Norris’s argument does stand up, although there does come a point when recurring small problems in Q3 will evolve into a pattern. Given his season has been exceptional so far, execution in those Q3s when the problems were within his control is the only question mark hanging over his campaign.

For Ricciardo, it’s a different situation. He has been working hard to adapt to the new challenges of the McLaren, meaning that his struggles have largely been in his inability to extract the most from the car. His Q1 exit in Portugal (below) after a lap that was not especially quick even discounting the final-sector errors, was his low point. But things looked up in Spain.

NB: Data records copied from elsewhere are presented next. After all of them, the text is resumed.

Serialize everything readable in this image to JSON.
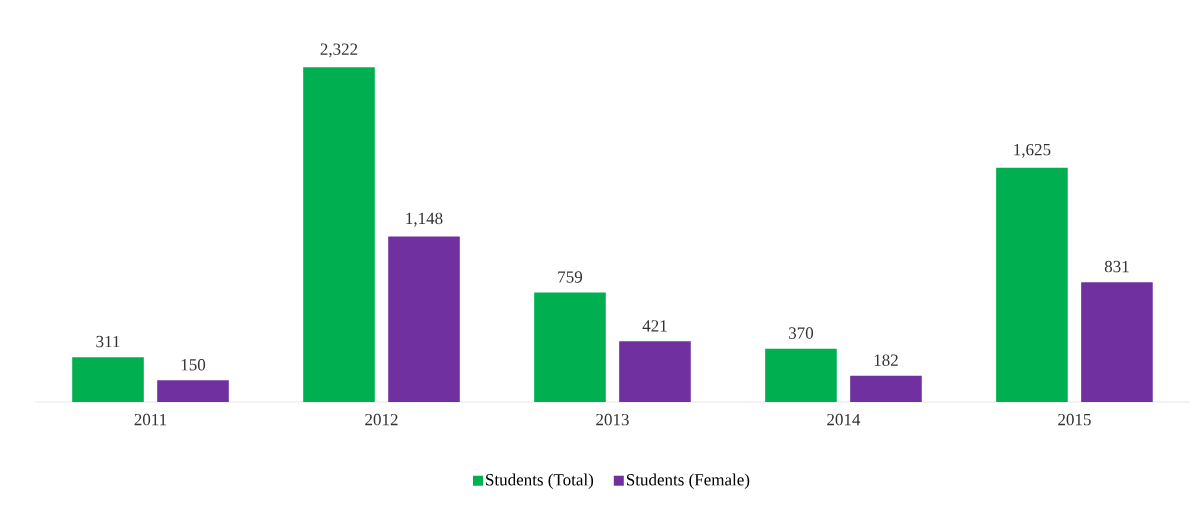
{
  "chart_data": {
    "type": "bar",
    "categories": [
      "2011",
      "2012",
      "2013",
      "2014",
      "2015"
    ],
    "series": [
      {
        "name": "Students (Total)",
        "color": "#00b050",
        "values": [
          311,
          2322,
          759,
          370,
          1625
        ],
        "value_labels": [
          "311",
          "2,322",
          "759",
          "370",
          "1,625"
        ]
      },
      {
        "name": "Students (Female)",
        "color": "#7030a0",
        "values": [
          150,
          1148,
          421,
          182,
          831
        ],
        "value_labels": [
          "150",
          "1,148",
          "421",
          "182",
          "831"
        ]
      }
    ],
    "legend": "bottom"
  }
}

Daniel Ricciardo weighbridge after Q1 exit Portugal F1 2021

“Certainly, Barcelona was better for me,” says Ricciardo. “And I had to kind of stay on my toes the whole race. When defending you obviously push the car to stay in front, so having that pressure and forcing myself to really get the most out of it and not care too much about the tyres at times was probably a good thing.

“I’ll try to carry that into Monaco. I’ve already had my Q1 [exit] experience this year, so I’m not going to do that again. So totally up from here [in qualifying].”

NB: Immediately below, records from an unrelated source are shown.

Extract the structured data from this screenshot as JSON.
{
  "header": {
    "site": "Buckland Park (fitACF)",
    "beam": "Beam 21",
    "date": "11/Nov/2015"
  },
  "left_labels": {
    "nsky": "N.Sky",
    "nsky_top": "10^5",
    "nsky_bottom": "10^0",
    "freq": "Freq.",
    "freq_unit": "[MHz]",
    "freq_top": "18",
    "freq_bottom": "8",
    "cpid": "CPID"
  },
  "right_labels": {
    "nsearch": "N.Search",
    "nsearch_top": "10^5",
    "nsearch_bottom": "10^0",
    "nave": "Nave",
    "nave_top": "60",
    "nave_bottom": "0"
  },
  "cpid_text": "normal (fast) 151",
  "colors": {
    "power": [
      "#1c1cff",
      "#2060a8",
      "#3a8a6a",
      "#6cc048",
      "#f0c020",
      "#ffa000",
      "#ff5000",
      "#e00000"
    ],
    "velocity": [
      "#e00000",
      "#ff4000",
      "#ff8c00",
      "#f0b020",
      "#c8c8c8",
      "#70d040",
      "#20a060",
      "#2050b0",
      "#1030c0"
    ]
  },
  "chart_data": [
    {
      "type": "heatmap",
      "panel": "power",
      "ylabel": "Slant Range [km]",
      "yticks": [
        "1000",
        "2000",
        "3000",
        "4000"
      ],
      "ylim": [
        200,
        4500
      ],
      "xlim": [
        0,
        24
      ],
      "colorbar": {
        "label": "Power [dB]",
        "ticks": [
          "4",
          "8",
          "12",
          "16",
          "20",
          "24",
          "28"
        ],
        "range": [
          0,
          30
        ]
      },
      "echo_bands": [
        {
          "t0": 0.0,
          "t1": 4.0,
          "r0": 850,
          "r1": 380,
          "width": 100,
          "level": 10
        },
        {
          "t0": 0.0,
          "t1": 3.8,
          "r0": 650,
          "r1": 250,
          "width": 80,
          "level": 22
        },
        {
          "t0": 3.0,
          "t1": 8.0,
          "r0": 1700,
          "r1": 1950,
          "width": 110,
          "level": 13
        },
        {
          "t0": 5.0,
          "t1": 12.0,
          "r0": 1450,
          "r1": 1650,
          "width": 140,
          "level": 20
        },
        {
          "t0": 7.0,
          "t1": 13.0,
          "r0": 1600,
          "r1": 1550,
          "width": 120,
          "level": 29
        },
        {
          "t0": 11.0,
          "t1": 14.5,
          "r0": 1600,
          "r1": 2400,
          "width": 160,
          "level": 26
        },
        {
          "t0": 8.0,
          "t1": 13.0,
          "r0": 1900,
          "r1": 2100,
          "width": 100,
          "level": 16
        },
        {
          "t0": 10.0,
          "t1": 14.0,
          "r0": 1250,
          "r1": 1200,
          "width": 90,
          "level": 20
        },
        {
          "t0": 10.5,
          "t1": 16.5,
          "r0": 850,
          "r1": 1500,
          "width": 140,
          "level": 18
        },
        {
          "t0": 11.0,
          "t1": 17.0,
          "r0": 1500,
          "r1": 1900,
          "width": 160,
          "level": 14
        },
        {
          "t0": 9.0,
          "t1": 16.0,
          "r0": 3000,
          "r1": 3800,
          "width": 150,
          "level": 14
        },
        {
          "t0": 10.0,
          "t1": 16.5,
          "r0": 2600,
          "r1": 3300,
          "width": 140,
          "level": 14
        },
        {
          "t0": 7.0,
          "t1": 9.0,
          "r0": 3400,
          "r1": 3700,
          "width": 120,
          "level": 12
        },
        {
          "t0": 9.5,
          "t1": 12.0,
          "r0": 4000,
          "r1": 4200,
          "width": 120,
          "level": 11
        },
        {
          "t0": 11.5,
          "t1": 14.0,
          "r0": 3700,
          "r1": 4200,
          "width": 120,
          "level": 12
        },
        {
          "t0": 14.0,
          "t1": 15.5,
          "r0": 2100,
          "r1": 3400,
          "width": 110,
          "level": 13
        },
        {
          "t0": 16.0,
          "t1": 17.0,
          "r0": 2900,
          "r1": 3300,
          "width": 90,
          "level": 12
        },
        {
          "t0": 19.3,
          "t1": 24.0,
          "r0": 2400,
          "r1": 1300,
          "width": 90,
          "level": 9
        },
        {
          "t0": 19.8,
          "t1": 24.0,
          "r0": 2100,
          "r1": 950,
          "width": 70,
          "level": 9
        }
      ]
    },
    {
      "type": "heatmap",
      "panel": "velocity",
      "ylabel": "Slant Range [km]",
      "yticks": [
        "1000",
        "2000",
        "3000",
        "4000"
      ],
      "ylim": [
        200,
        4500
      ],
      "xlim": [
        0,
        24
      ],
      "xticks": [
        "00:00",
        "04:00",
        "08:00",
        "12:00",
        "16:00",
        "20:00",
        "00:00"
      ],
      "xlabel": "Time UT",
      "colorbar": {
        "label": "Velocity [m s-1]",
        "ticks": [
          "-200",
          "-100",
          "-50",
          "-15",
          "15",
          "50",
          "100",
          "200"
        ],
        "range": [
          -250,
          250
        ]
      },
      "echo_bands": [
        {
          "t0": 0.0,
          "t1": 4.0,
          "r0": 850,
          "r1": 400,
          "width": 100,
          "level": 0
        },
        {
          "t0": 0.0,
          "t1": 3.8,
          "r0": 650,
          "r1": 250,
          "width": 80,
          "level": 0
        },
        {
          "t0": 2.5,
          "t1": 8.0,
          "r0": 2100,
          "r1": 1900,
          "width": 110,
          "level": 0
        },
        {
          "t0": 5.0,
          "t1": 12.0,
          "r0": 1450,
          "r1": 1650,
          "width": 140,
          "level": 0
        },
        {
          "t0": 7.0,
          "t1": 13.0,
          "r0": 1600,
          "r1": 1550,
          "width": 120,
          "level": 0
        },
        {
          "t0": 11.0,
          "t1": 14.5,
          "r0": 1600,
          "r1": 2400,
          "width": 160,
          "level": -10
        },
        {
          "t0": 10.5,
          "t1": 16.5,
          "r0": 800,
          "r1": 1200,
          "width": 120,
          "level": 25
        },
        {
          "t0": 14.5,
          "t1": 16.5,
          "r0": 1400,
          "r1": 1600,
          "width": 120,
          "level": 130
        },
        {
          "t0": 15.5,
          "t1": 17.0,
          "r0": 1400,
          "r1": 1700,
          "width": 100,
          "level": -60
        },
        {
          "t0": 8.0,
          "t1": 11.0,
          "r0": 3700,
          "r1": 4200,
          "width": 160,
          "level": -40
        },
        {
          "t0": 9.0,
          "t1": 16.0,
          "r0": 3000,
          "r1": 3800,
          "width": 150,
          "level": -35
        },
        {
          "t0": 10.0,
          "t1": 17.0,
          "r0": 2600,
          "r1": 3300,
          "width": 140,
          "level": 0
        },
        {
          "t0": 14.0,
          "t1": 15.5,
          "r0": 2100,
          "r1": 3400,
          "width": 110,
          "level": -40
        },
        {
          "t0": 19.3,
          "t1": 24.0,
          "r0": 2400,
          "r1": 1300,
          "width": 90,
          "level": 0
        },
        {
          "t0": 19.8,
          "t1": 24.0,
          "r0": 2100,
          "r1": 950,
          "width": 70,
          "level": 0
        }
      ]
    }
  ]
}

It’s not clear heading into the Monaco Grand Prix weekend exactly what will constitute a good qualifying performance for McLaren. Ferrari is expected to be strong, while the low-speed track configuration could also play to Alpine’s strengths.

But whether the McLaren is the third, fourth or even fifth quickest car over a single lap in Monaco, the key is that the drivers extract the performance – and that the team ensures it manages the gaps well enough to find the space to unleash the speed.

At a track like Monaco, its hopes of success in the race depend on it.